Volleyball information
- Position: Universal attacker
- Current team: Income tax
- Number: 07

Honours
| Eklavya award, KOA Award, Kemp'gowda Award |

= Anup D'Costa =

Indian volleyball player (born 1993)

Anup D'Costa (born 7 January 1993 in Kundapura, Karnataka) is an Indian volleyball player, represented India in 2010 Asian Youth Boys Volleyball Championship held in Azadi Volleyball Hall, Tehran, Iran from 13 to 21 May 2010. He was judged Best Scorer of the Championship.He is Ekalavya award winner.

==Early life==
Anup D'Costa was born on 7 January 1993 at Kundapur village, Karnataka. He started playing from 2007. In 2008, he got national attention when he played Junior national from Karnataka Team. Because of his national level recognition, he was rewarded with a job in Income Tax department in 2013.

==Professional life==

Playing Timeline
| Year | Tournaments |
|---|---|
| 2008 | Junior Volleyball Nationals |
| 2010 | Asian Championship |
| 2011 | Karnataka Bull's (IVL) |
| 2012 | Tunisia Tournament |
| 2013 | World Championship (Turkey) |
| 2015 | Asian Championship (Myanmar), Asian Senior Men's Championship (Iran), Senior Championships (South Africa ) |

Anup is an integral part of Income Tax Department team. He wears number 07 jersey and plays in the position of Universal.
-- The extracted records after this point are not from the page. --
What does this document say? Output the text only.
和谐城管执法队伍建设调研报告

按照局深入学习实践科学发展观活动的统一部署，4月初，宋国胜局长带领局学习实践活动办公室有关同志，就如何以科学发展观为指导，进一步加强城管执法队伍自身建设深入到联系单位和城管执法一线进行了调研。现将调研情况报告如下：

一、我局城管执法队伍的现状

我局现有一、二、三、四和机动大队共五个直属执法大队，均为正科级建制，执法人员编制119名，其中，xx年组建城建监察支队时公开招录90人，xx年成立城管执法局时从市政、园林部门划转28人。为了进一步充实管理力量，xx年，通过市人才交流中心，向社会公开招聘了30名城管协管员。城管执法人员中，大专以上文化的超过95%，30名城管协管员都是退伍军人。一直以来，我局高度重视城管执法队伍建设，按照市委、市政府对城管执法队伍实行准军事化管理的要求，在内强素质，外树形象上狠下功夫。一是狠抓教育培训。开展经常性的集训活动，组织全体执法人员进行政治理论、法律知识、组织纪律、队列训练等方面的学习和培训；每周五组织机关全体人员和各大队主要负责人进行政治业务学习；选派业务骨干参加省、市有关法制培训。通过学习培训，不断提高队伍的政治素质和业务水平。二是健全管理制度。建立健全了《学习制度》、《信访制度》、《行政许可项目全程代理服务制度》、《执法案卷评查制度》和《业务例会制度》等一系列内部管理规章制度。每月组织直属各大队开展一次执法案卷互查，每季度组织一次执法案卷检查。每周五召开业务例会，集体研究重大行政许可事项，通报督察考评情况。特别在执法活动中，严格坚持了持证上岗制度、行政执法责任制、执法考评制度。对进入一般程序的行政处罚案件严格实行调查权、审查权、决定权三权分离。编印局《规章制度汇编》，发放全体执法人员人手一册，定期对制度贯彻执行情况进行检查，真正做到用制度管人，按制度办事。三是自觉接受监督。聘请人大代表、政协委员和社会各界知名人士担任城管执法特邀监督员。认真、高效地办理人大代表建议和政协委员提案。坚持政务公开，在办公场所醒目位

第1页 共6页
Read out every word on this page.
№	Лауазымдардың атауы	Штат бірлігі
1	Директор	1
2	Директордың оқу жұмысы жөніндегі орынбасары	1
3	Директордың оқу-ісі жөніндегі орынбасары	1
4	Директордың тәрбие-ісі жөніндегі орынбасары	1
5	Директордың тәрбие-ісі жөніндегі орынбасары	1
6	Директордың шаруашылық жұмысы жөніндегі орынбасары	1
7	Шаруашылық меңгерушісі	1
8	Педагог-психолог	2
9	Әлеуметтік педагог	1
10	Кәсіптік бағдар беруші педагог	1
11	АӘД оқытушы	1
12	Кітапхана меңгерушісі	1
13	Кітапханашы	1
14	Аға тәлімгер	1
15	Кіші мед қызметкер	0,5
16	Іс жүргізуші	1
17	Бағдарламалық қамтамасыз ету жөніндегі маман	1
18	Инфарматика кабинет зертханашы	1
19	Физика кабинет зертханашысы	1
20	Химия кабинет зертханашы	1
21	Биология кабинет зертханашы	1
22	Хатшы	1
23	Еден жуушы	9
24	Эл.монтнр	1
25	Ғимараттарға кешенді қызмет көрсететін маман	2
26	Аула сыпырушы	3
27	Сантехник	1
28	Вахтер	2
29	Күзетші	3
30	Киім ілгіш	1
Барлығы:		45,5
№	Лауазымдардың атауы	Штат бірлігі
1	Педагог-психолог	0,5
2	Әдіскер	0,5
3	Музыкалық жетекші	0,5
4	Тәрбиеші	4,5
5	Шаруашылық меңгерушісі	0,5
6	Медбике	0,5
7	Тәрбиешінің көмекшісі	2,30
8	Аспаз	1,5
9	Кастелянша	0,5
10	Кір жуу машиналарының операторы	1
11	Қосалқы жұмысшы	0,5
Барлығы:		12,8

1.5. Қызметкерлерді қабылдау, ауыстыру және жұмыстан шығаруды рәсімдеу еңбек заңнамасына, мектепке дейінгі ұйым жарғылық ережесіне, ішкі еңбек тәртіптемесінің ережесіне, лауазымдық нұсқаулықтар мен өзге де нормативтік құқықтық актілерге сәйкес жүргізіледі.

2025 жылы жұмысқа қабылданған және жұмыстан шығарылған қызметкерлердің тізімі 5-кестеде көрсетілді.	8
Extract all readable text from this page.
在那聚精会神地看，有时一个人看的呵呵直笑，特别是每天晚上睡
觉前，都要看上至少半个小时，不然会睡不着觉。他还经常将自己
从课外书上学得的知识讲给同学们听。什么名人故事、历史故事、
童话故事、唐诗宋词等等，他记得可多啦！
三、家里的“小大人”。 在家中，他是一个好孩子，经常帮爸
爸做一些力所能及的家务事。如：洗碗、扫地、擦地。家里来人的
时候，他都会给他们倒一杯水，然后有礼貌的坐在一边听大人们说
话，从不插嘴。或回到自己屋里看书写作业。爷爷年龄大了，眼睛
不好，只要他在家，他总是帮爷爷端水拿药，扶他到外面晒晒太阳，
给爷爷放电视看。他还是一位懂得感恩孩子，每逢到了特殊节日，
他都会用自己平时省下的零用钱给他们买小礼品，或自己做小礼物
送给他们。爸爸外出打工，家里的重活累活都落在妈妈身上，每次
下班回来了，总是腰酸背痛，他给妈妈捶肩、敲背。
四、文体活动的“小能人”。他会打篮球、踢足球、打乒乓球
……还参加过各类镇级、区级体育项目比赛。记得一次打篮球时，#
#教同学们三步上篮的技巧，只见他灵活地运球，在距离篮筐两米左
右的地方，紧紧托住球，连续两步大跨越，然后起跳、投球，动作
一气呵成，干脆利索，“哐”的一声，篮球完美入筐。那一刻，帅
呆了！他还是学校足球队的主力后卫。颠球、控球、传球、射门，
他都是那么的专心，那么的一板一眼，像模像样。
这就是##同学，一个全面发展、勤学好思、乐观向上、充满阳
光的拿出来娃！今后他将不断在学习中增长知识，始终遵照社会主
Anup D'Costa has also been awarded as the Best scorer in Asian Youth Championship(2010) and in World Championship(2013).

==Awards==

- He received Eklayva Award in year 2016 by Karnataka State government.
- He received KOA Award in year 2012 by Karnataka State government.
- He received Kemp'gowda Award in year 2015 by Karnataka State government.